Armed with this knowledge, neuroscience and psychological research have shown that we can influence the environment of our brain, by making use of our higher cortical capacities to combat the velcro-teflon tendencies of the brain. P
Armed with knowledge of how the brain handles various traumas and illnesses, neuroplasticity research has shown that we can make use of our higher cortical brain to intervene and wake up parts of the brain that are asleep, coach our brain to compensate activate areas of the brain that are compromised by illness or injury.
To counter the teflon tendencies of the brain, positive psychology teaches us to pause and savor positive experiences so that the environment of our brain can neurologically benefit from these sunny experiences. In effect, we can change our brain from a cold, dark, and guarded place to one that is more sunny and open and creatively responsive to the world.
Many spiritual traditions have top down practices that are designed to introduce new brain habits and bathe the brain, from the top down, in the salutary sauce that these practices generate.

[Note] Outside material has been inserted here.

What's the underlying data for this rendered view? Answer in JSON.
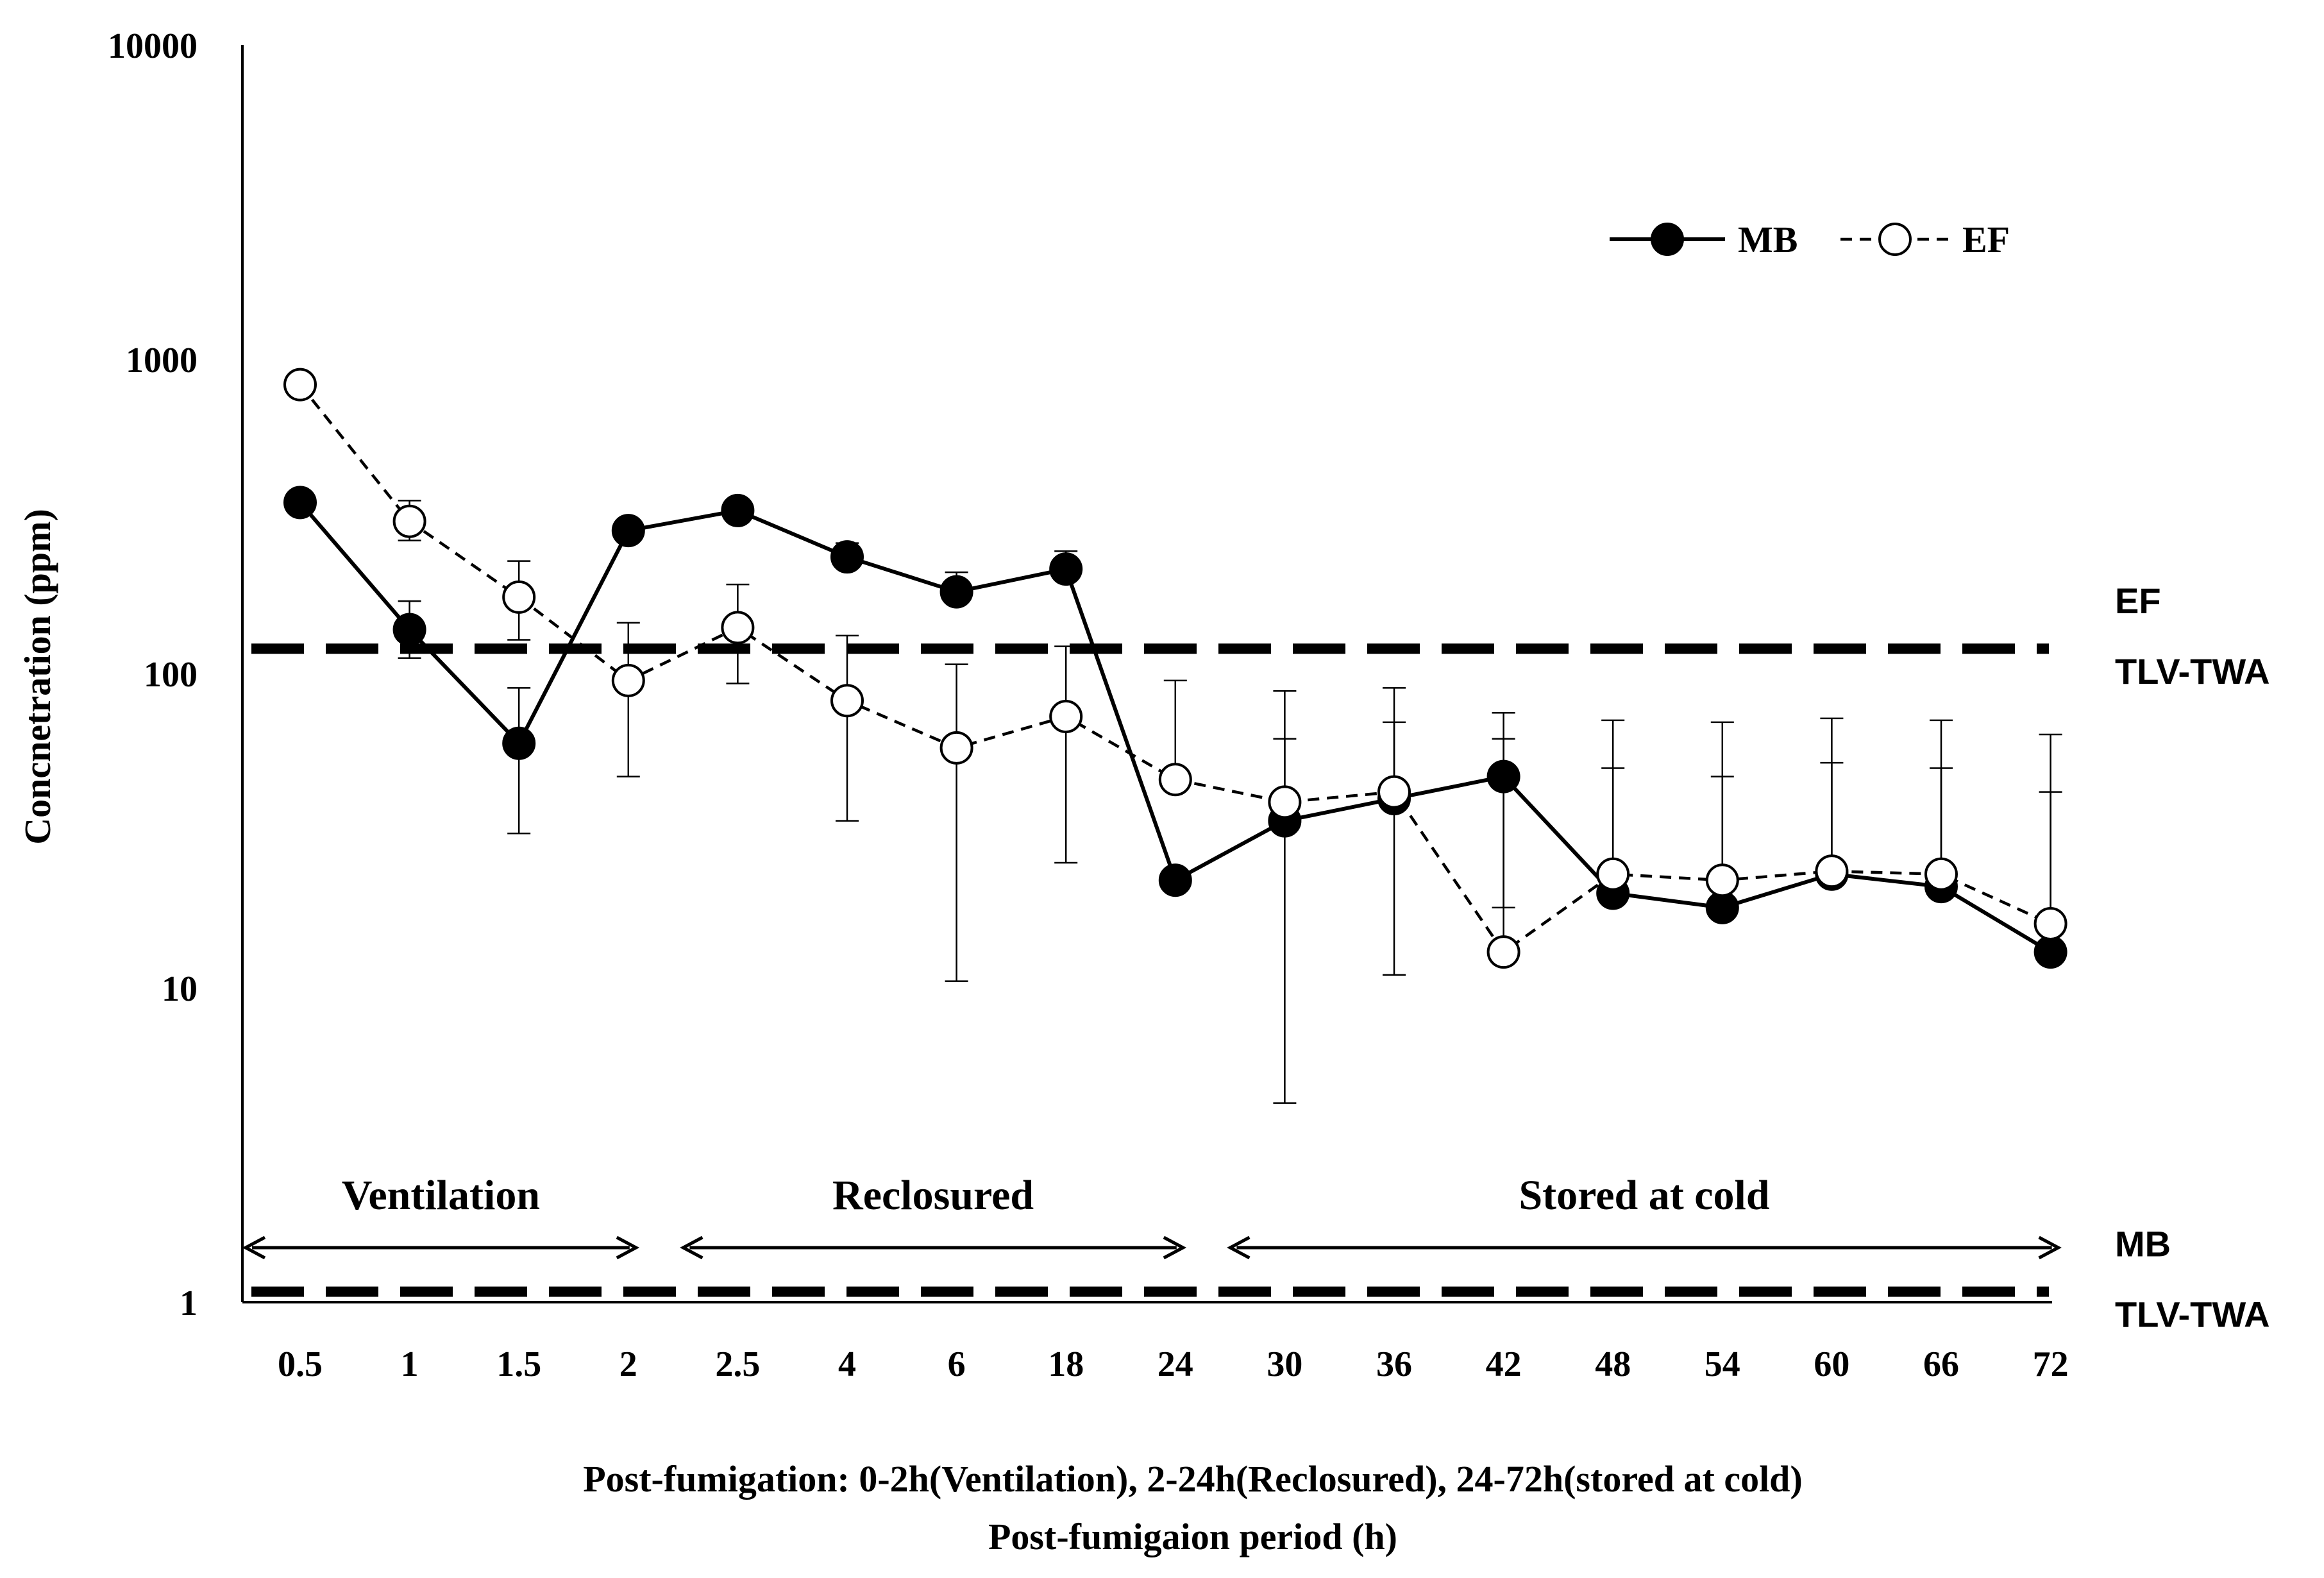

Maitre or loving kindness practices, in buddhism, and mussar practices, in judaism, are examples of this. When our brain/mind is infused with loving kindness, it is more relaxed and open. Hussar practices help us to work directly with harmful and hateful patterns of behavior that arise from fear. By developing a sober and wholesome relationship with these patterns, the higher cortical brain, somewhat free from the deeper structures of the brain, can introduce a kind of freedom to the brain so that it can respond in more wholesome and ultimately more safety producing ways.